It’s said that you’re only young once – and sometimes not even that.
“Canada’s piano superstar is eight years old,” proclaimed the Canadian Broadcasting Corporation earlier this year. The superstar in question, Kevin Chen, passed the country’s piano-teacher exam and is studying at the Royal Conservatory of Music. Ryan Wang, five, a fellow Canadian pianist, has performed at Carnegie Hall. Pianist Laetitia Hahn, 10, has been delighting German concertgoers with her Chopin and Beethoven for more than three years. British nine-year-old Alma Deutscher started playing the piano at the age of two and the violin at three and now composes operas, having acquired an early taste for the trade by writing Nokia ringtones.
Conservatories in Europe and North America report increasing numbers of pre-teens who turn up for auditions flawlessly performing repertoires previously considered the domain of 25-year-olds. This is the awe-inspiring era of underage marvels who rattle off Chopin’s tricky études as well as entire piano concertos. “Musicians are doing more advanced things at a younger age than ever before,” says Yoheved Kaplinsky, a professor of piano at the Juilliard School in New York City and the head of its pre-college division. “Kids are recording the Chopin études at the age of 10. When I was young, nobody played them until they were adults.”
The trend is most obvious for the piano, though string players are also showing impressive skills at an ever-younger age. In a nod to the youthful trend, the prominent Van Cliburn piano competition held annually in Fort Worth recently announced that it will add contests for 13- to 17-year-olds. The American Protégé competition already features a category for players from ages six to 10, and next year New York’s Kaufman Music Centre will hold its second International Youth Piano Competition, open to players aged seven to 17.

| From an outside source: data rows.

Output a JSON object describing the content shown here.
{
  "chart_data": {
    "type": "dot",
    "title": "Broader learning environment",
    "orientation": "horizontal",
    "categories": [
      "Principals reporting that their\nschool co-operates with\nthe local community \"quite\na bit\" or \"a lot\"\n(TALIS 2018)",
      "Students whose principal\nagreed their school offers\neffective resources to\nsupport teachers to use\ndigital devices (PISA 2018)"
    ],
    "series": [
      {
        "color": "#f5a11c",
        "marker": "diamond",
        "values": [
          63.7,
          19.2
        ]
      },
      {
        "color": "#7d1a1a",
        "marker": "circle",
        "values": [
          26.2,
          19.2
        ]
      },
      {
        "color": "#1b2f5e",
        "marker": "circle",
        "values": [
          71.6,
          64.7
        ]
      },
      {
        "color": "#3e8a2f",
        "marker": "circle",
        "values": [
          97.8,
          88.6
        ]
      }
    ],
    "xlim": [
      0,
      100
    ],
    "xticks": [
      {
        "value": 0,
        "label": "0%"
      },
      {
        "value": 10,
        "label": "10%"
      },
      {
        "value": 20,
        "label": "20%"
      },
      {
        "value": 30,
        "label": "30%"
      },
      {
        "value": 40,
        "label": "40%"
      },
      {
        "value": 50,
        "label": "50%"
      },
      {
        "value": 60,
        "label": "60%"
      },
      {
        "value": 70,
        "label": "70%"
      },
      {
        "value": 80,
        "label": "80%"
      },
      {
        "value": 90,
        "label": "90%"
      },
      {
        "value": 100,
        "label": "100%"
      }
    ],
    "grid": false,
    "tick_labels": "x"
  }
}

“Today, most young musicians winning competitions are Asian,” notes Murray McLachlan, a teacher at Chetham’s School of Music in Manchester. With China reportedly having 30 million young pianists, the fact that a number of them win competitions may not be surprising. But, says McLachlan, an acclaimed concert pianist, Chinese children succeed at the keyboard because their families value the work ethic that piano playing demands.
There have, of course, always been prodigies. The six-year-old Mozart dazzled 18th-century dukes and monarchs with his skills on the keyboard and the violin, and already had several compositions under his belt. Daniel Barenboim, the Argentinian-born pianist, performed in Vienna when he was eight, and Anne-Sophie Mutter, the German violinist, made her international debut at 13. But they were true prodigies, young musicians who combined technical brilliance with promising artistry. Today, there are so many young star performers that age alone seems to mark their value.
“The danger is that we’re creating machines that can play any piece at any speed,” says Gabriela Montero, the celebrated Venezuelan pianist, who was herself a child prodigy. “It’s a worrisome trend because it highlights early achievement rather than substance and artistry,” Kaplinsky says. “I see 16-year-olds who are lamenting the fact that they haven’t performed at Carnegie Hall yet.”
In the 1996 film Shine, Geoffrey Rush plays David Helfgott, the Australian pianist who as a teen buckles under immense pressure to succeed and suffers a mental breakdown. That is an extreme reaction, but prodigies don’t always go on to great success as adult artists. “Early accomplishment means nothing in the long run,” Kaplinsky says. “Child musicians delight audiences because it’s fun seeing somebody so young doing so much, but some of them burn out.” That may provide some consolation – or Schadenfreude – to those 16-year-olds who have yet to play Carnegie Hall.
For those who lack artistic goals and have simply mastered the technique to wow parents, teachers and audiences, the fall from child star to teenager can cause anguish, along with anger at mums and dads who took their tiger parenting too seriously. The proof of the real talent of prodigies is whether they blow audiences away in 20 years’ time. “The transition from child prodigy to adult artist is a very difficult one,” says Montero, who made her concert debut at eight but gave up playing the piano 10 years later. “As an artist, you have to have something to say, but you don’t have anything to say if you’ve spent your life in a practice room.” Armed with life experience and an artistic voice, Montero returned to the keyboard at 20.
Kaplinsky says that conservatories should support early achievers only if they exhibit artistic potential as well. “We’ve had kids come in to audition and play note-perfect, but we felt there was a musical vacuum behind their performance and didn’t offer them admission,” she says. Juilliard occasionally offers a place to a young musician who is not technically brilliant but shows artistic potential.
Most musicians would agree with Montero, who calls musical performances without personal interpretation simply a “numbers game of faster and younger”.
As McLachlan says: “Obviously, musicians have to work hard, and the younger the better, but the main thing is to be in love with music.”
There is, in other words, still hope for those 14-year-old stragglers.